In their first meeting as heads of state at the White House, Barack Obama tells Benjamin Netanyahu that the Middle East and Israel are on the verge of a historical opportunity for peace.
Translated from the diplomatic language, the language of lies and diplomatic euphemisms, this statement means that this train set in motion by Obama will be the last of the night before any hypothesis of peace will fade away for generations of new Israeli and Arabic bloodshed.
If it’s easy to think and invoke peace when you’re 9,400 km from Jerusalem or Gaza, rather than under the rain of Hamas’ rockets or under the daily spread of illegal Israeli settlements, this first taste of a never-ending tragedy has had the taste of desperation for Obama.
Netanyahu’s answer, who became prime minister after holding an electoral campaign to the thesis “two countries, two states” with radical hatred, was predictable; we might call it ritual for someone who could never have denied his electoral platform, and the ideas of his most important ally, that of Foreign Affairs Minister Avigdor Lieberman, who publicly announced a directional shift and renounced the agreements reached at Annapolis in 2007. Two years ago, at the end of that meeting sponsored by George Bush and held by Condoleeza Rice against the skepticism of Arabic countries, all the parties finally recognized Israel as the country of Jewish people, and Olmert’s Jewish government formally accepted the two-state solution. That was what Netanyahu refused to sign yesterday, claiming that it hadn’t been ratified by the Knesset, the Jerusalem Parliament.

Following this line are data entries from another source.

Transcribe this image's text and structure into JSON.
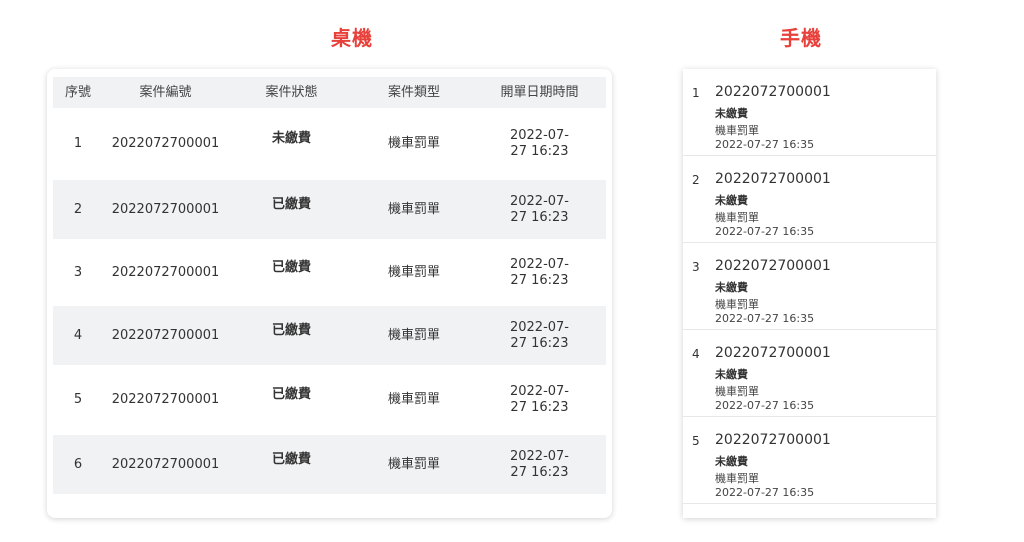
{
  "titles": {
    "desktop": "桌機",
    "mobile": "手機"
  },
  "desktop_table": {
    "headers": {
      "seq": "序號",
      "case_id": "案件編號",
      "status": "案件狀態",
      "type": "案件類型",
      "date": "開單日期時間"
    },
    "rows": [
      {
        "seq": "1",
        "case_id": "2022072700001",
        "status": "未繳費",
        "type": "機車罰單",
        "date": "2022-07-27 16:23"
      },
      {
        "seq": "2",
        "case_id": "2022072700001",
        "status": "已繳費",
        "type": "機車罰單",
        "date": "2022-07-27 16:23"
      },
      {
        "seq": "3",
        "case_id": "2022072700001",
        "status": "已繳費",
        "type": "機車罰單",
        "date": "2022-07-27 16:23"
      },
      {
        "seq": "4",
        "case_id": "2022072700001",
        "status": "已繳費",
        "type": "機車罰單",
        "date": "2022-07-27 16:23"
      },
      {
        "seq": "5",
        "case_id": "2022072700001",
        "status": "已繳費",
        "type": "機車罰單",
        "date": "2022-07-27 16:23"
      },
      {
        "seq": "6",
        "case_id": "2022072700001",
        "status": "已繳費",
        "type": "機車罰單",
        "date": "2022-07-27 16:23"
      }
    ]
  },
  "mobile_list": {
    "items": [
      {
        "seq": "1",
        "case_id": "2022072700001",
        "status": "未繳費",
        "type": "機車罰單",
        "date": "2022-07-27 16:35"
      },
      {
        "seq": "2",
        "case_id": "2022072700001",
        "status": "未繳費",
        "type": "機車罰單",
        "date": "2022-07-27 16:35"
      },
      {
        "seq": "3",
        "case_id": "2022072700001",
        "status": "未繳費",
        "type": "機車罰單",
        "date": "2022-07-27 16:35"
      },
      {
        "seq": "4",
        "case_id": "2022072700001",
        "status": "未繳費",
        "type": "機車罰單",
        "date": "2022-07-27 16:35"
      },
      {
        "seq": "5",
        "case_id": "2022072700001",
        "status": "未繳費",
        "type": "機車罰單",
        "date": "2022-07-27 16:35"
      }
    ]
  },
  "colors": {
    "accent_title": "#e8403a",
    "row_shade": "#f1f2f4"
  }
}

Barack Obama is trying to make a new start from ground zero, from the crater opened by the double failure of the military option wanted by Bush and the theorists of the Iraq regime change that should have caused a virtuous cascade effect in Palestine, too; he’s trying to start all over again from the violent retaliation of Israel against Hamas’ attacks in Gaza during Operation Cast Lead. He hopes – and most people call him naïve – that his mediation skills, the strength of his charisma, the significance of a new American season can shift the boulder against whom all American presidencies have shattered. Obama believes in the decisive force of dialogue and persuasion, and made the “mystic of the table,” as we say in Italy, the philosophical stone of his message; for him, the Middle East has the potential for a sensational success, as well for an historical failure at the same time.
That’s why, after the initial castling of “Bibi the Tough,” the undisputed idol of the hawks in the Israeli-American community who condition so many governments, Obama will see Egyptian President Hosni Mubarak over the next few days; he’s the leader and president of what is now called “the half-Palestine,” cut into two pieces by Hamas in Gaza, and crumbled daily by those fortified Israelis villages that even yesterday, while “Bibi” was in the Oval Office, have seen in the alleged Palestine the opening of another yard in the place of a military camp, according to a project already approved in 2008.
Obama’s hope (the same expressed by the first Netanyahu government between 1996 and 1999) is that this narrow-minded and challenging attitude towards public international opinion, and that the American government itself – that consider this last one, as well as the others, an illegal settlement – is just an exchange pawn. A move to divert the attention of the most intolerant Israelis right-wing (the one represented by Lieberman) from the return to that road map towards peace that Israelis say they want to respect. The optimists remember that this is a classic political expedient: to use an ideological coverage to hide rational choices, like the fierce anti-communist Nixon did when he recognized China, or like Reagan who first preached against the Evil Empire of the Soviet Union, and then became the gentle interlocutor of the last red emperor, Mikhail Gorbachev. The pessimists, or the optimists who don’t suffer from amnesia, instead keep asking the question against whom all the hopes for a just and definitive solution in the Middle East have shattered over the past 60 years: Who is really interested in peace, besides those who live in the Gaza ghetto or in the small West Bank? Are the people who do look forward for peace the ones who don’t really matter in the rich game of war?